William Jenifer Powell (July 27, 1897 – July 12, 1942) was an American engineer, soldier, civil aviator and writer who is credited with promoting aviation among the African-American community. Along with Bessie Coleman and James Banning, he is recognized as a pioneer aviator and a civil rights activist. Powell was optimistic about the prospects of African Americans in aviation, and believed that their involvement in the industry would help end racial prejudice at a time of widespread segregation under the Jim Crow laws.

==Early life==
Powell was born in Henderson, Kentucky and moved with his family to Chicago, where he was accepted to the University of Illinois electrical engineering program. His studies were cut short when he volunteered to the 370th Illinois Infantry Regiment and was shipped off to fight in World War I. He was wounded in a gas attack, and subsequently returned to the United States to finish his college degree. Powell was a member of Alpha Phi Alpha fraternity.

==Career==
He was fascinated by flight and applied to the Army Air Corps and several other flight schools without success, until he was accepted at the Los Angeles School of Flight in 1928. Powell then founded the Bessie Coleman Aero Club, in honor of the first female black aviator, who had died three years before. In 1929, Chicago Congressman Oscar De Priest, then the nation's only black representative, visited Los Angeles. Powell took De Priest on a flight over the city, and subsequently asked Susan Hancock, Booker T. Washington's mother-in-law, to christen the plane with the congressman's name. Other personalities that visited Powell's club included Duke Ellington and Joe Louis.
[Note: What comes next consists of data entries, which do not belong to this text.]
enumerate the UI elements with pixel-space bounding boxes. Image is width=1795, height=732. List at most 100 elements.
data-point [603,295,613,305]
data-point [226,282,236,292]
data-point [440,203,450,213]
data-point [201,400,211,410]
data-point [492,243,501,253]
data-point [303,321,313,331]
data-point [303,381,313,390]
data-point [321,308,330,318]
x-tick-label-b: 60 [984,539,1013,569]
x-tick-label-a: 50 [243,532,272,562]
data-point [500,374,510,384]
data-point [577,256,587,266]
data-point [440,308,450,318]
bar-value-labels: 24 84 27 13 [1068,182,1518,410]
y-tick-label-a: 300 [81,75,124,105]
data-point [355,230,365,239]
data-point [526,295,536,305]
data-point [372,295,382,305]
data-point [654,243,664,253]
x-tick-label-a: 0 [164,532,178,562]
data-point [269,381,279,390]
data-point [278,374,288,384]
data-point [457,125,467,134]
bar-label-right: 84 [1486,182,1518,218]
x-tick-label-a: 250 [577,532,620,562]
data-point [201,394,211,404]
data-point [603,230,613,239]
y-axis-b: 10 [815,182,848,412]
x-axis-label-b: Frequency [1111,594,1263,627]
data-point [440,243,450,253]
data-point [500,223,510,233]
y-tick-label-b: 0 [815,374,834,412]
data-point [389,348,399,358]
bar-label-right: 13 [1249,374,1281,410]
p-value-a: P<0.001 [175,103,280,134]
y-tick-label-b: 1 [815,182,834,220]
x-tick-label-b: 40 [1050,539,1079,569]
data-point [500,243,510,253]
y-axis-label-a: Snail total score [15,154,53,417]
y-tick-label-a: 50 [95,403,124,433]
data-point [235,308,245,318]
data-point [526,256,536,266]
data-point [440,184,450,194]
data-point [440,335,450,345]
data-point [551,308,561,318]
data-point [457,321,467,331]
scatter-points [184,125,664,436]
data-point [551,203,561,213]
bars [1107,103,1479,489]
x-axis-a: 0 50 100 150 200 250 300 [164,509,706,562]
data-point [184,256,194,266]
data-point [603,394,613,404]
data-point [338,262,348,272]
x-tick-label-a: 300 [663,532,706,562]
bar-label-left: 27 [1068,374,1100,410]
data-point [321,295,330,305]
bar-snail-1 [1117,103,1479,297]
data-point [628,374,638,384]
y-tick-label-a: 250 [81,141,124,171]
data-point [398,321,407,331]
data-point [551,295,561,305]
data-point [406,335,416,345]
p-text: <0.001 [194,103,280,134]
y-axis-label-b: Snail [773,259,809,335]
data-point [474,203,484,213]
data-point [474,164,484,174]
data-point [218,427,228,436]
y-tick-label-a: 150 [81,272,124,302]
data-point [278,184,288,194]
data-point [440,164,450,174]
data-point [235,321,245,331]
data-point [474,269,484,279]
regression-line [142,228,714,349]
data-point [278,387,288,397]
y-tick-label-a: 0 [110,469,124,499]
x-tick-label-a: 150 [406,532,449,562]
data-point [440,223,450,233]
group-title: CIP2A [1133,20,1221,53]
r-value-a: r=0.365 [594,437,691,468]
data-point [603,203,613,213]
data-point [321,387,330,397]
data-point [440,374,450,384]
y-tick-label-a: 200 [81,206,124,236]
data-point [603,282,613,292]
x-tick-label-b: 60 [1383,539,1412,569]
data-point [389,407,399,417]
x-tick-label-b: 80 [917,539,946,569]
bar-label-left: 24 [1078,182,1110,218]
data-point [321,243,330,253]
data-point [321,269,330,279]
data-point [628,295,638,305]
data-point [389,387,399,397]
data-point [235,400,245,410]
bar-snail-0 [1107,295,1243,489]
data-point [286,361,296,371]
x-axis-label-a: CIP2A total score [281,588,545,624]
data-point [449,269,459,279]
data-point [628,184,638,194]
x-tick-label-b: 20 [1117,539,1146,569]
To complement his work at the club, Powell also established a school to train mechanics and pilots, and published the Craftsmen Aero News, which he claimed to be the first African-American trade journal. On Labor Day 1931, the club sponsored the first all-black air show in the United States, which was attended by 15,000 spectators. By 1932, Powell was one of only 14 Black pilots in the United States, as well as being a licensed navigator and aeronautical engineer.

Bessie Coleman Aero was closed due to financial hardships caused by the Great Depression. In 1934 Powell published Black Wings, a fictionalized account of his own life, through which he aimed to inspire young African Americans to enter aviation not only as pilots, but as designers, engineers and mechanics. He called for them to "fill the air with black wings".

Powell died in 1942, probably due to the effects of his exposure to poison gas in the war. He is buried in the Los Angeles National Cemetery.